Synopses & Reviews
Luca Turin can distinguish the components of just about any smell, from the world's most refined perfumes to the air in a subway car on the Paris metro. A distinguished scientist, he once worked in an unrelated field, though he made a hobby of collecting fragrances. But when, as a lark, he published a collection of his reviews of the world's perfumes, the book hit the small, insular business of perfume makers like a thunderclap.
Who is this man Luca Turin, they demanded, and how does he know so much? The closed community of scent creation opened up to Luca Turin, and he discovered a fact that astonished him: no one in this world knew how smell worked. Billions and billions of dollars were spent creating scents in a manner amounting to glorified trial and error.

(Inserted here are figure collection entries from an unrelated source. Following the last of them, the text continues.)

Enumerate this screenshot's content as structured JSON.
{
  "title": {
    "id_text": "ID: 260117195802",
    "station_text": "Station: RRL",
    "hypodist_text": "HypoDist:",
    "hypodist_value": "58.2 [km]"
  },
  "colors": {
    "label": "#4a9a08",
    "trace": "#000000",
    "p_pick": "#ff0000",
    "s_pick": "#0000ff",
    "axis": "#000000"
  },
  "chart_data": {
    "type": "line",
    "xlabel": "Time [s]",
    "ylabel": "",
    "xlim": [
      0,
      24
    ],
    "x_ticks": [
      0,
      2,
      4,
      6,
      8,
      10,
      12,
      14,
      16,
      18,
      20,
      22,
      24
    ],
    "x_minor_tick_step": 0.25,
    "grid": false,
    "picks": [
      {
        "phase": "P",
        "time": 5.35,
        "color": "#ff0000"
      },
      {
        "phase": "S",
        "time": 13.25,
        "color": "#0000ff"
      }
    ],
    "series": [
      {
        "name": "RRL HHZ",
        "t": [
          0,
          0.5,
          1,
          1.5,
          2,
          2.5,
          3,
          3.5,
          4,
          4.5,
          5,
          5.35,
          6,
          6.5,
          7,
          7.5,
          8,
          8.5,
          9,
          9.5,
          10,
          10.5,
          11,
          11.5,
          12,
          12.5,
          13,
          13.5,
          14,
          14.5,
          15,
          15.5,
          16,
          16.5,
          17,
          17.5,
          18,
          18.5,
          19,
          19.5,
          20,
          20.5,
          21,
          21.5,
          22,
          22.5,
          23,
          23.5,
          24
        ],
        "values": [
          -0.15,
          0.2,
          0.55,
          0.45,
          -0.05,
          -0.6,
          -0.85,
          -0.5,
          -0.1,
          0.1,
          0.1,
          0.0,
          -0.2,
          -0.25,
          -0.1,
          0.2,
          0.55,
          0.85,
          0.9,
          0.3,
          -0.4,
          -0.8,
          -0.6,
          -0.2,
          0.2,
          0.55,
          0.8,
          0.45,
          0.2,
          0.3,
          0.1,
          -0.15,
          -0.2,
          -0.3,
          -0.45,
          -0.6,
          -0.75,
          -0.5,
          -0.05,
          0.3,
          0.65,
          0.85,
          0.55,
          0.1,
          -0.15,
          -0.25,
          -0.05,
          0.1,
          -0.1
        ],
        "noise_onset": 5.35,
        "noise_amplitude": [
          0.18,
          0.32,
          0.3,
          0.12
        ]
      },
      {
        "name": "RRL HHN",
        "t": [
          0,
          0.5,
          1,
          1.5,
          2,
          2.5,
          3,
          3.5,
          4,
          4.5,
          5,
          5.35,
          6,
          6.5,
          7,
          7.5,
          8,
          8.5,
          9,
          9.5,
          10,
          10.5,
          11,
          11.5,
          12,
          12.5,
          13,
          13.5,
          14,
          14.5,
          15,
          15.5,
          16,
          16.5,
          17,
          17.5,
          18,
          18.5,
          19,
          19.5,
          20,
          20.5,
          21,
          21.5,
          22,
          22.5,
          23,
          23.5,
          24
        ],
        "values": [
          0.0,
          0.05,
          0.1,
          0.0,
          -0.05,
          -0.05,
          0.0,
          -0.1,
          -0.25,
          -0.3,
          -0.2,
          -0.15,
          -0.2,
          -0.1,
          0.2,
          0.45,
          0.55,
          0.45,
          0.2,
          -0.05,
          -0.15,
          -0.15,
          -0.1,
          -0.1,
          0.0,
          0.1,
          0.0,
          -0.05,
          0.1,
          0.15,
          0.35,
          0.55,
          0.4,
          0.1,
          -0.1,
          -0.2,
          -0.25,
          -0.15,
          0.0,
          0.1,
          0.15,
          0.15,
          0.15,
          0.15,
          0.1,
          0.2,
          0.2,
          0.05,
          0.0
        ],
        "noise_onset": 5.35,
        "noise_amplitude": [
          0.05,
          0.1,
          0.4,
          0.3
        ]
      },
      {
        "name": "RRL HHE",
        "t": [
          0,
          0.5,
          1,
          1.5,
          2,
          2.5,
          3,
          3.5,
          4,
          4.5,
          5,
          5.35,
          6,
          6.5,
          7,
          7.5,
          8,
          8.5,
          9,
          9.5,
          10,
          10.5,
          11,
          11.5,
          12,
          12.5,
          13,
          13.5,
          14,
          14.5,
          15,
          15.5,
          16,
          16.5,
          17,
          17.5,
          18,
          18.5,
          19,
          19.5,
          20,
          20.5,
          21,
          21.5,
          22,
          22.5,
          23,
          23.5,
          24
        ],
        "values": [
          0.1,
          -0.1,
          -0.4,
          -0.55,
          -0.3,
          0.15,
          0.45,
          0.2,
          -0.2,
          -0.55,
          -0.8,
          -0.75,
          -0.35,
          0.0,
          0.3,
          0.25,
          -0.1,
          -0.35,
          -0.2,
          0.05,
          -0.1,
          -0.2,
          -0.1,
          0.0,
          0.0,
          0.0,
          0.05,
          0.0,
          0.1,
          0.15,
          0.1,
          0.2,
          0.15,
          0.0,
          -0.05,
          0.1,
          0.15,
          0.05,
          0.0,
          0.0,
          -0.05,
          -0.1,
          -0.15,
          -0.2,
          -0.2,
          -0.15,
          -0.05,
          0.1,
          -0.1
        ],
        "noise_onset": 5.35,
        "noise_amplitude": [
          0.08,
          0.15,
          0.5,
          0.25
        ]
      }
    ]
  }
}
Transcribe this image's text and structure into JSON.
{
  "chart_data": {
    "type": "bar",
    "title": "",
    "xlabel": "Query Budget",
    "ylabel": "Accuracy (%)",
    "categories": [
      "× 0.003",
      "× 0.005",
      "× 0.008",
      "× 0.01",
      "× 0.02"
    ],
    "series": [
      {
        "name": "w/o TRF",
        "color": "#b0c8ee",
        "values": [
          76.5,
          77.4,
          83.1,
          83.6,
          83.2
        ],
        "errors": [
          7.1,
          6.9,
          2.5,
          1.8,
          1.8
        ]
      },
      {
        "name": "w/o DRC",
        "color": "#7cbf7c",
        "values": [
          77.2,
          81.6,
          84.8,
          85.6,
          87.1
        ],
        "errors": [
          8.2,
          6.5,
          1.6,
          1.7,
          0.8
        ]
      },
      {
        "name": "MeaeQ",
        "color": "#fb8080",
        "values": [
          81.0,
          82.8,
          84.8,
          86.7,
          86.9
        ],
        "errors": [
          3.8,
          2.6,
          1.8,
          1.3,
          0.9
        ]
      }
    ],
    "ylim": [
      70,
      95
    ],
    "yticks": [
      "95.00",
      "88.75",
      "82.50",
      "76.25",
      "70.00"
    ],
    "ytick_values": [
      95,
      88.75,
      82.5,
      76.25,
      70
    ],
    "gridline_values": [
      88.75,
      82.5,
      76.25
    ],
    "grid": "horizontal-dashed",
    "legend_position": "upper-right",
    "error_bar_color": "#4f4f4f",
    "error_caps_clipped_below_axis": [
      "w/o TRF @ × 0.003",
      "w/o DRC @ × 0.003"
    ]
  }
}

The solution to the mystery of every other human sense has led to the Nobel Prize, if not vast riches. Why, Luca Turin thought, should smell be any different? So he gave his life to this great puzzle. And in the end, incredibly, it would seem that he solved it. But when enormously powerful interests are threatened and great reputations are at stake, Luca Turin learned, nothing is quite what it seems.
Review
"A brilliant, feisty scientist at the center of a nasty, back-stabbing, utterly absorbing, cliff-hanging scramble for the Nobel Prize. The Emperor of Scent is a quirky, wonderful book." John Berendt, author of Midnight in the Garden of Good and Evil
Review
"Burr does a fine job of turning both the science and the academic jockeying around...into a pulse-racing affair." New Yorker
Review
"Chandler Burr...has transformed a chance meeting with a curious biophysicist named Luca Turin into an amusing and poetic adventure in science and art." The Washington Post
Review
"What makes this so rewarding is Turin himself, a flawed, brilliant man whose character inspires and infuriates. Ultimately, the book becomes a morality tale about man's best and worst instincts, about the influence character has on human ingenuity." Chicago Tribune
Review
"These sections alone are enough to send even a sinus-deadened reader to high-end perfume counters in search of the magic that has long held Turin in its grasp." Denver Post
Review
"[T]he only disappointing thing...is that it doesn't come with a scratch-and-sniff page." Oregonian
Synopsis
The Emperor of Scent tells of the scientific maverick Luca Turin, a connoisseur and something of an aesthete who wrote a bestselling perfume guide and bandied about an outrageous new theory on the human sense of smell. Drawing on cutting-edge work in biology, chemistry, and physics, Turin used his obsession with perfume and his eerie gift for smell to turn the cloistered worlds of the smell business and science upside down, leading to a solution to the last great mystery of the senses: how the nose works.
About the Author
Chandler Burr is the author of A Separate Creation: The Search for the Biological Origins of Sexual Orientation. He has contributed to The Atlantic and has written for The New York Times Magazine, The Washington Post, the Los Angeles Times, and other publications. He lives in New York.